Due profili diversi in impostazione

In attesa che i due compagni affinino la loro complementarità, Paulo Fonseca ha elogiato il duo, soprattutto per quanto riguarda l’impostazione. Uno è piuttosto a suo agio nel gioco corto, l’altro non esita a guardare un po’ più lontano. "Moussa ha una capacità decisionale con il pallone interessante per la nostra prima costruzione. Anche Felix. Con lui abbiamo guadagnato nel gioco lungo perché ha questa qualità, ha analizzato il portoghese. Con la palla è molto equilibrato, si prende dei rischi. Parla molto, prende iniziative." Piuttosto sobrio, l’ex Estoril porta una certa serenità, anche se si avverte che non sarà il più rapido negli spazi stretti e nel girarsi.

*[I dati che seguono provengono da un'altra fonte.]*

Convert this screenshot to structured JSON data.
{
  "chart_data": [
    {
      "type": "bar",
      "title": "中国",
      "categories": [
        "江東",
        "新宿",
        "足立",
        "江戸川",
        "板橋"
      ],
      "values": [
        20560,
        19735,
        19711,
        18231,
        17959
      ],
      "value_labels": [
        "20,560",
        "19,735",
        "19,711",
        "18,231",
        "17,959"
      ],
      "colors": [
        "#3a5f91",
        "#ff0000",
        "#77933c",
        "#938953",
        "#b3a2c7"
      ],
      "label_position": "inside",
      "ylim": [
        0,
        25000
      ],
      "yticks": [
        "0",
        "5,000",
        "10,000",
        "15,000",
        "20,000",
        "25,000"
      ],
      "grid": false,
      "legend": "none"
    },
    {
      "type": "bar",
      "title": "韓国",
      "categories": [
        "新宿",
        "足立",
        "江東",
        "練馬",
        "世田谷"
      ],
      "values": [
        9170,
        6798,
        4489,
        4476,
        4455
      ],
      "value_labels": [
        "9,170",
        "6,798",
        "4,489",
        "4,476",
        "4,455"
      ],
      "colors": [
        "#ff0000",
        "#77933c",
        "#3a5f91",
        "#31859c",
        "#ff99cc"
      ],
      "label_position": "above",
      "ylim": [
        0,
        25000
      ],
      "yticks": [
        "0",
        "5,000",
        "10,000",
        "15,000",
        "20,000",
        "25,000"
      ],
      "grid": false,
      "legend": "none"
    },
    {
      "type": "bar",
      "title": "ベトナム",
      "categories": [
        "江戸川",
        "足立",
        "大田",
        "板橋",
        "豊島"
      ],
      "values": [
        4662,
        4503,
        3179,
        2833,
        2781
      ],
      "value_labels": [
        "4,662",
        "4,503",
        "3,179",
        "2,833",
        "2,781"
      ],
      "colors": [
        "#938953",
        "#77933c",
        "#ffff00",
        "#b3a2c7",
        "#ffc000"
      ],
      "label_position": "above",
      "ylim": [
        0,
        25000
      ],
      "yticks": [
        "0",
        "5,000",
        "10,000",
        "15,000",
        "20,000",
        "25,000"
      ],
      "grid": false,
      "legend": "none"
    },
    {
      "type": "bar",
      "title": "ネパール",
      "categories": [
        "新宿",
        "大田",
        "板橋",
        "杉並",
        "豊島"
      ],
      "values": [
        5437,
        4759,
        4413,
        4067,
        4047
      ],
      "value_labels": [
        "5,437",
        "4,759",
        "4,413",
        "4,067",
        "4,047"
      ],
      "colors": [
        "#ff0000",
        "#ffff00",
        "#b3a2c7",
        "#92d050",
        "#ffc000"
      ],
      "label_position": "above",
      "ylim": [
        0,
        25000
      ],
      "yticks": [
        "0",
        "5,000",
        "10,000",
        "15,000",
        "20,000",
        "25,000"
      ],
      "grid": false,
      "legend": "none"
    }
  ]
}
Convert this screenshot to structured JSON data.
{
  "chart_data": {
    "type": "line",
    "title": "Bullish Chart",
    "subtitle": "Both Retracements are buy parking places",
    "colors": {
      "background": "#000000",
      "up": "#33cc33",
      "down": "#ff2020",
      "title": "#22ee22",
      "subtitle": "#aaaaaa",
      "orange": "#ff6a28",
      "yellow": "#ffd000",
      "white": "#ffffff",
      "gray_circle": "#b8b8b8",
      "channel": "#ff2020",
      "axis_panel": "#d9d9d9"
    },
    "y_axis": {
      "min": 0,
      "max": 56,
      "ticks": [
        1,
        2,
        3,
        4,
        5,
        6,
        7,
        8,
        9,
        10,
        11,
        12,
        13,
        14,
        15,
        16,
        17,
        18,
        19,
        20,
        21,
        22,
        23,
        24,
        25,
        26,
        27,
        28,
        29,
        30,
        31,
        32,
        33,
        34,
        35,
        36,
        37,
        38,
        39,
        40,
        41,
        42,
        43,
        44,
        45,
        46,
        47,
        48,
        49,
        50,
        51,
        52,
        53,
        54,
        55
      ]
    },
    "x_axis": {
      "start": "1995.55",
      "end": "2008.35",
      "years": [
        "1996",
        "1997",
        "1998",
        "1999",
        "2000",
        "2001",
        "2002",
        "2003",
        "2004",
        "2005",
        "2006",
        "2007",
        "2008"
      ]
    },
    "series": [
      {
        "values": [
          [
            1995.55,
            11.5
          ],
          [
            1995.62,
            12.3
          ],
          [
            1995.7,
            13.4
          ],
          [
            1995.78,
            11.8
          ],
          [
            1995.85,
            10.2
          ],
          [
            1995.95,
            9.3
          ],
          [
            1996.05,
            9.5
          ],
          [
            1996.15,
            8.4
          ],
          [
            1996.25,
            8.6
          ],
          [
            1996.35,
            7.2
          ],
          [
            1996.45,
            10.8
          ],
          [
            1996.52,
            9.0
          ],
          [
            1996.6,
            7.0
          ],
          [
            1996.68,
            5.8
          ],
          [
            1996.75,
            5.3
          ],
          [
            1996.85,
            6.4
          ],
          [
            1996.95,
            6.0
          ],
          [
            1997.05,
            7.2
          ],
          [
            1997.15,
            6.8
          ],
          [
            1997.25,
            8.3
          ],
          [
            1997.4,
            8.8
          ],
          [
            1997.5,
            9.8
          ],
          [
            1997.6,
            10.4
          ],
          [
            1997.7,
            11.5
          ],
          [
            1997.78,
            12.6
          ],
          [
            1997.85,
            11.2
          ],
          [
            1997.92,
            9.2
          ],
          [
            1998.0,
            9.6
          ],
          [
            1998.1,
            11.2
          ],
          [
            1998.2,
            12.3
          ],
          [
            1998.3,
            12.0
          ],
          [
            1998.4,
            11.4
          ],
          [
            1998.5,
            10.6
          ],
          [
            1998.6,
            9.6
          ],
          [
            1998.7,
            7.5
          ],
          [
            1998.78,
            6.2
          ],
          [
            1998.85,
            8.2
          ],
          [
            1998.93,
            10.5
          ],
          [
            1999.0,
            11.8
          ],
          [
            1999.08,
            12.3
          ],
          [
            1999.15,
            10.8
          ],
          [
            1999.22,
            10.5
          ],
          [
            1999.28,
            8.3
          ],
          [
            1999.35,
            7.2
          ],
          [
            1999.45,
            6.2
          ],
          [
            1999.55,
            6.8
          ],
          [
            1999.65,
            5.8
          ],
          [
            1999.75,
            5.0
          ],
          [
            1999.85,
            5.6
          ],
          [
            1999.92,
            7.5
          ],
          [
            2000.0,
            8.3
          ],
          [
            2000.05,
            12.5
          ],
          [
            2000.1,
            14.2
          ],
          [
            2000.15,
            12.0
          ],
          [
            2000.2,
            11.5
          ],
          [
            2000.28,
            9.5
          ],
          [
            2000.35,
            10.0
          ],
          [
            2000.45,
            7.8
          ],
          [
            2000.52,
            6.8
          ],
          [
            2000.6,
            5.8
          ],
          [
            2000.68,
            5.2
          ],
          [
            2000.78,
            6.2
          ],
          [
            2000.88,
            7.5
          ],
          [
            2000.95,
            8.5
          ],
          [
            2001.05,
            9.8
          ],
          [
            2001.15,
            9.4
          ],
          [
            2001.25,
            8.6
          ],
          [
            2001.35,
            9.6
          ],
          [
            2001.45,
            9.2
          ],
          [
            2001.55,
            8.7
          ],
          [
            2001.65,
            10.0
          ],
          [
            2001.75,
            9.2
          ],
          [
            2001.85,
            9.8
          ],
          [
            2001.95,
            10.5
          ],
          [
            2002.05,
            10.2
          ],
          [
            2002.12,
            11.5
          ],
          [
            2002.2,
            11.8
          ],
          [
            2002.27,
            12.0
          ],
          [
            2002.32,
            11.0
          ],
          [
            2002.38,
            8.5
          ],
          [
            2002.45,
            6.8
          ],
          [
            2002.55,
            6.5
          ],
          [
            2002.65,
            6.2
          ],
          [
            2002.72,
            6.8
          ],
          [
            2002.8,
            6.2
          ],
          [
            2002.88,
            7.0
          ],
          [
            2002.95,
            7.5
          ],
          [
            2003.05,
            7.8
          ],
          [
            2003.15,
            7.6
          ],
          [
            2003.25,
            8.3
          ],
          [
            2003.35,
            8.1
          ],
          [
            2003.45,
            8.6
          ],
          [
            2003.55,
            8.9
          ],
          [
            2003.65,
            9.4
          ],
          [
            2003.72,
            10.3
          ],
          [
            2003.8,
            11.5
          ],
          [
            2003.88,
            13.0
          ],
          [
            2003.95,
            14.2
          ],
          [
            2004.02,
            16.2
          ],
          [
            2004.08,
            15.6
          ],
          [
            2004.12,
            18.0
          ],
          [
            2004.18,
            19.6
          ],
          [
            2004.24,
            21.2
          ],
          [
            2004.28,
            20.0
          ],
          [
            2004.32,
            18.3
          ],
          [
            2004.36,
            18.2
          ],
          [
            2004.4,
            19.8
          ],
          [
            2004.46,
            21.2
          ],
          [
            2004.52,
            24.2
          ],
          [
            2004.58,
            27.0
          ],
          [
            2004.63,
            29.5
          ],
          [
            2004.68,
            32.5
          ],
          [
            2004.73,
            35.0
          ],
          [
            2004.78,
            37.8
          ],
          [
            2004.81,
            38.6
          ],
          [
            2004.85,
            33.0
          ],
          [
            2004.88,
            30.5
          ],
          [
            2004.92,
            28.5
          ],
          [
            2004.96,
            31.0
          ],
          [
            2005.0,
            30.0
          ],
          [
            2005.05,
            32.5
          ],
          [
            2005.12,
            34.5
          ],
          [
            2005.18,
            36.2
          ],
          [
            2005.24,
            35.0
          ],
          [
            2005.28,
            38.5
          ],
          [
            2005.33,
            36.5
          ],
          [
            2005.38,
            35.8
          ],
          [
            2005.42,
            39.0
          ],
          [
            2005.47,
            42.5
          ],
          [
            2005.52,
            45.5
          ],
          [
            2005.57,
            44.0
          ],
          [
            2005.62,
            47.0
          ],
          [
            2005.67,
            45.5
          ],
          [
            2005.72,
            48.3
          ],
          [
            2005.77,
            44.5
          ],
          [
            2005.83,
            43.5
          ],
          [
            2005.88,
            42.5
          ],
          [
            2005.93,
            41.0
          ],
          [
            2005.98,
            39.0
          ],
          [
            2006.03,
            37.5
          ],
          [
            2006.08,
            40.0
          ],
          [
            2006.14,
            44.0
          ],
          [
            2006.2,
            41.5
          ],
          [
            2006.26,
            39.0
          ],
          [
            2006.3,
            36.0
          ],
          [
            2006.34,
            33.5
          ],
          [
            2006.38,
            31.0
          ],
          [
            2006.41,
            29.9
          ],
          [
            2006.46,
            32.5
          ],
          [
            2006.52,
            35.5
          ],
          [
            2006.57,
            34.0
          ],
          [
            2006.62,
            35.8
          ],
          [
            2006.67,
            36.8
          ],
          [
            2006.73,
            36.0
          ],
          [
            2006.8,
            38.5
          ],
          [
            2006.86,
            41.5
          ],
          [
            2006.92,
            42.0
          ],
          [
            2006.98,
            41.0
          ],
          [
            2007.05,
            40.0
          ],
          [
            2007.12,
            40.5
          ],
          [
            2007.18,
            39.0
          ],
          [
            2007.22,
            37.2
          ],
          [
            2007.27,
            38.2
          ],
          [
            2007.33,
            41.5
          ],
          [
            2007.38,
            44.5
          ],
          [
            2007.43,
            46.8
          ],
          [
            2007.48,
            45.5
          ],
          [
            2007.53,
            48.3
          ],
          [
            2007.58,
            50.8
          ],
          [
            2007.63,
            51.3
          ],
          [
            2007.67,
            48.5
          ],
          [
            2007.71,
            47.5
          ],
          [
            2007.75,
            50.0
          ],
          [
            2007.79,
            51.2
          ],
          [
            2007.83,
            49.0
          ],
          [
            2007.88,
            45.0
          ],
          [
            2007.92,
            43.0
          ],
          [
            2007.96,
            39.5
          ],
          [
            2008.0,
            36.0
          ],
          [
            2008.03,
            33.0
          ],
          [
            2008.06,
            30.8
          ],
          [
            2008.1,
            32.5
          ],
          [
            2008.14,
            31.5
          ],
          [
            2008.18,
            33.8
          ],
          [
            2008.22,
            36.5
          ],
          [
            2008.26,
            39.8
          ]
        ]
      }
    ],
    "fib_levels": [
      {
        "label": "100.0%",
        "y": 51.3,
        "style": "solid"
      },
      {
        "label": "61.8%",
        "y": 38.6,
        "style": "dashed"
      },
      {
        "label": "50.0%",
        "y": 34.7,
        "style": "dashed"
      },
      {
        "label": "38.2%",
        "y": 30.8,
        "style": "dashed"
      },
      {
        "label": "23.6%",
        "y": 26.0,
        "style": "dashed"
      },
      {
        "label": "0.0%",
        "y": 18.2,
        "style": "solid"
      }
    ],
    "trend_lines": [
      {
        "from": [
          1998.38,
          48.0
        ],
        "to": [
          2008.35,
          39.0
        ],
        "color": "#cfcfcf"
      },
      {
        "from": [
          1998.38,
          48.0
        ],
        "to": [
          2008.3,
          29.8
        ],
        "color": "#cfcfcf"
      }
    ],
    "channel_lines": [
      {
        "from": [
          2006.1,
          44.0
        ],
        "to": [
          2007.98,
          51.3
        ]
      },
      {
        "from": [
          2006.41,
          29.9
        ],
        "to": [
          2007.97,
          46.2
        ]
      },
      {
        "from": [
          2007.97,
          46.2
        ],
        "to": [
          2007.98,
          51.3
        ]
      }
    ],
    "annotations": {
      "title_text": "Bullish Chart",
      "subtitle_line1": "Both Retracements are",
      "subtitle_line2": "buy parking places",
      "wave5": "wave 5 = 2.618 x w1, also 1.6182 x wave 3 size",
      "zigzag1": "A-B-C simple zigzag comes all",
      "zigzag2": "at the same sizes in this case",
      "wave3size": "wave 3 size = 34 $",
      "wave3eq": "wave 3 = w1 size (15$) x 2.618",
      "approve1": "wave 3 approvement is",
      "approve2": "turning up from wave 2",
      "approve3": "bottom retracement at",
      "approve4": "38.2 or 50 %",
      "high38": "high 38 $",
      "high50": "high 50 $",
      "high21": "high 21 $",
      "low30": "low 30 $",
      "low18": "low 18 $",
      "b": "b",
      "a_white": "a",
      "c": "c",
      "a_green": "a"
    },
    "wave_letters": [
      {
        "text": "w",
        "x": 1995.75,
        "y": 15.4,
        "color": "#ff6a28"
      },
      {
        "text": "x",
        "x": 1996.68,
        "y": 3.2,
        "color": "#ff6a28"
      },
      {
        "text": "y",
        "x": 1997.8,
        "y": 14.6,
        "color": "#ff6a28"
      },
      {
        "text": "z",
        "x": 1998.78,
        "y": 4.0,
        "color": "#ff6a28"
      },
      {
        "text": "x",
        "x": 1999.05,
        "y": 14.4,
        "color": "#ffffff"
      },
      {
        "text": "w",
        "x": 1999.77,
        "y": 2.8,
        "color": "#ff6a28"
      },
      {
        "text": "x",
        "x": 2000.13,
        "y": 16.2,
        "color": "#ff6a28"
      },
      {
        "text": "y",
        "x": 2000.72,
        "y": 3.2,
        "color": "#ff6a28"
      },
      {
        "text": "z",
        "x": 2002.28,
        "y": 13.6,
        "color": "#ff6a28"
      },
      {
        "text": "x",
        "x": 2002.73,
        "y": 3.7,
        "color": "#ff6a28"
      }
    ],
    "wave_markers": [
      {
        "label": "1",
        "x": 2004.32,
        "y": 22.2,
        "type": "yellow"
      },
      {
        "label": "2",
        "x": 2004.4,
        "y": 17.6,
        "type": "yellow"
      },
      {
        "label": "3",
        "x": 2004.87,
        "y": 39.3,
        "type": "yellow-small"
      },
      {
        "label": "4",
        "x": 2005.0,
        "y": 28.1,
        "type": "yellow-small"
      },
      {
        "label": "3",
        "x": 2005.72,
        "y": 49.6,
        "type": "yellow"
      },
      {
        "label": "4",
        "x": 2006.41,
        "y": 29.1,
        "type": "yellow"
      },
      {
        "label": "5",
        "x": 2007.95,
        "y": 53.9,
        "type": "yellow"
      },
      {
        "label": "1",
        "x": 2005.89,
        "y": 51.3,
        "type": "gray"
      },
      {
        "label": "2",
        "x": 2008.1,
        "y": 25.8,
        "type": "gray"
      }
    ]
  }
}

Ma lui ha fiducia e non vede la sua possibile mancanza di velocità come un problema. "Forse è una cosa che non avete ancora visto, ma alla fine non sono così lento. Quindi non sono affatto preoccupato per la difesa in profondità. Non ho necessariamente molto da dire su questo. Si tratta semplicemente di giocare, di essere soprattutto un blocco abbastanza forte. È qualcosa di molto importante per i difensori centrali: anticipare i problemi. A volte non è necessariamente necessario fare grandi corse o sprint importanti quando si ha il giusto posizionamento", sosteneva il calciatore di 25 anni.

Kluivert e Mata destinati a essere riserve?

Questa coppia centrale è quindi avviata a disputare la maggior parte delle sfide. Ruben Kluivert e Clinton Matadovranno portare pazienza. Un cambio di status per l’angolano, che l’anno scorso era titolare. Non ha giocato le ultime tre partite, restando ogni volta in panchina. "Ho parlato con Clinton, è uno dei nostri leader. Capisce la situazione. È uno che dà sempre il massimo. È importante per noi. Avrà la possibilità di giocare in diverse occasioni, ha ricordato Paulo Fonseca. Felix e Moussa meritano di avere continuità, ma lui è fondamentale per lo spogliatoio. Non è escluso che possa spostarsi a destra se ne avremo bisogno."

Con l’arrivo dell’Europa League, i due sostituti dovrebbero guadagnare un po’ di minutaggio. Starà poi a loro cogliere l’occasione per provare eventualmente a contendere, nelle grandi sfide, il posto a Felix Bacher e Moussa Niakhaté. Ma oggi è proprio questa coppia a essersi stabilita per guidare la retroguardia dell’OL.

Questo articolo è stato tradotto in italiano dall'intelligenza artificiale. Puoi leggere la versione originale in 🇫🇷 qui.